When Slade was six years old, his parents disappeared, leaving him to fend for himself in a trailer park. His uncle, who let him sleep in a tattered sleeping bag outside his trailer, fed him scrapes from his plate and nothing more—just enough to keep Slade alive.

All three of them, Slade, Cian, and Lachlan, had been born to loser parents in the same decrepit trailer park and raised themselves. Because they were the only three boys around, they developed a unique, inseparable bond from day one. They were invincible, ready to lay down their lives for each other without question.

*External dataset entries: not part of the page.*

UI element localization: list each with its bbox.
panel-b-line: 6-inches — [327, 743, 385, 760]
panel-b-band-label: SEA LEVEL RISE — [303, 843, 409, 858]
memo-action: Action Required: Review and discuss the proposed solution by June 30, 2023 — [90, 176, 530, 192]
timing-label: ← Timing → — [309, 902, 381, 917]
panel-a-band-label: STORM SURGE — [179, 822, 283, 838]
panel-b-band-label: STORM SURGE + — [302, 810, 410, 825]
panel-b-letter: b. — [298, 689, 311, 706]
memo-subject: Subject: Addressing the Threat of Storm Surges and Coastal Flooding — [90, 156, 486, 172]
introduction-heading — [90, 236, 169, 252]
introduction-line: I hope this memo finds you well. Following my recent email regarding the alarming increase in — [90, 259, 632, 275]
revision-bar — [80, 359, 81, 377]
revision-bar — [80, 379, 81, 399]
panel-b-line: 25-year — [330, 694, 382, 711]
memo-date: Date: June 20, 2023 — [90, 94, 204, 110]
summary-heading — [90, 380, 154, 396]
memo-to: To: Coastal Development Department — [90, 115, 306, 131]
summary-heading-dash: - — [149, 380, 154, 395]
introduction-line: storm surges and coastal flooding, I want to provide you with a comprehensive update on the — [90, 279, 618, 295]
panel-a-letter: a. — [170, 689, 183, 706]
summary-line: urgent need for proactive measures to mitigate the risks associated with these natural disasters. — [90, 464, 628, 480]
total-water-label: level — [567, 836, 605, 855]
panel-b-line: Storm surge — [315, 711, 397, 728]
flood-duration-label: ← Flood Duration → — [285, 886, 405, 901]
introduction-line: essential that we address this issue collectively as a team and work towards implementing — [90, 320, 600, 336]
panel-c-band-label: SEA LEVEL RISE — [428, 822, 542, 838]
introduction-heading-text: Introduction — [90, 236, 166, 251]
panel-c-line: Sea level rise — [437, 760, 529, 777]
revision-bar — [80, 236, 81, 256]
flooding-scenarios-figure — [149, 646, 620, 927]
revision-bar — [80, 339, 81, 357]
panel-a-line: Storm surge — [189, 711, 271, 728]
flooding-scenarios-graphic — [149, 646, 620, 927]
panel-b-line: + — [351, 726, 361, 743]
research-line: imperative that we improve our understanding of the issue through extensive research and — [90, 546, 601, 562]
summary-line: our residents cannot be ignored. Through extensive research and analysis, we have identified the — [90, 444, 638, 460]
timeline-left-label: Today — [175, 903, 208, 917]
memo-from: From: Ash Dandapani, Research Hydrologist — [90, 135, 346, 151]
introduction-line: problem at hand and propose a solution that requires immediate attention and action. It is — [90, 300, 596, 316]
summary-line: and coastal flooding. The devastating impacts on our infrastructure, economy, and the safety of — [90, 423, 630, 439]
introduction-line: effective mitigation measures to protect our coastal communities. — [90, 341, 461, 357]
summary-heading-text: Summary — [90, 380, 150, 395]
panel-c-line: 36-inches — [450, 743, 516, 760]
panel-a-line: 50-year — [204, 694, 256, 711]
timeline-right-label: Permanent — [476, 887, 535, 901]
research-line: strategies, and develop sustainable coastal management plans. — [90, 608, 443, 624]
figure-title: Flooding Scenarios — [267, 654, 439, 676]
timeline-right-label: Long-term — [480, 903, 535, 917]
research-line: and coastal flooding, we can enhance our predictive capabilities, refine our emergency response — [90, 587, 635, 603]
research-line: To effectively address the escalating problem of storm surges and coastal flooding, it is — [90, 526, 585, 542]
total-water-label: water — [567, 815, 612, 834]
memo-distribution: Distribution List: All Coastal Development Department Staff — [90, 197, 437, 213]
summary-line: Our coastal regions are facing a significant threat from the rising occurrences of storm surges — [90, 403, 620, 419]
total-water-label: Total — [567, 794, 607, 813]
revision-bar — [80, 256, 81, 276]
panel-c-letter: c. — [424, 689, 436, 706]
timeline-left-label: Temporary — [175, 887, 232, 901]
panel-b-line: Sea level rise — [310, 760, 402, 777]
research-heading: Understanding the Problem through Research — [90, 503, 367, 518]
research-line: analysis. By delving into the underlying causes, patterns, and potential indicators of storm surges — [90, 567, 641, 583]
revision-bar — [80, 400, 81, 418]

Whatever they managed to steal was shared among them, big or small, relevant or not; one hot dog off Old Jimmy’s food stand in the small neighboring town or six, they shared it evenly.

By the age of fourteen, they were already nearing six feet tall and feared nothing. An ex-vet had taught them deadly skills with knives and coached them in hand-to-hand combat in exchange for them building him a small log cabin in the park and a ramp so his wife could move around more easily.

The education they received from going to school—most days at least—was supplemented by what they learned from an eccentric man who looked like Einstein and who walked around in the same raggedy suit every day of the year.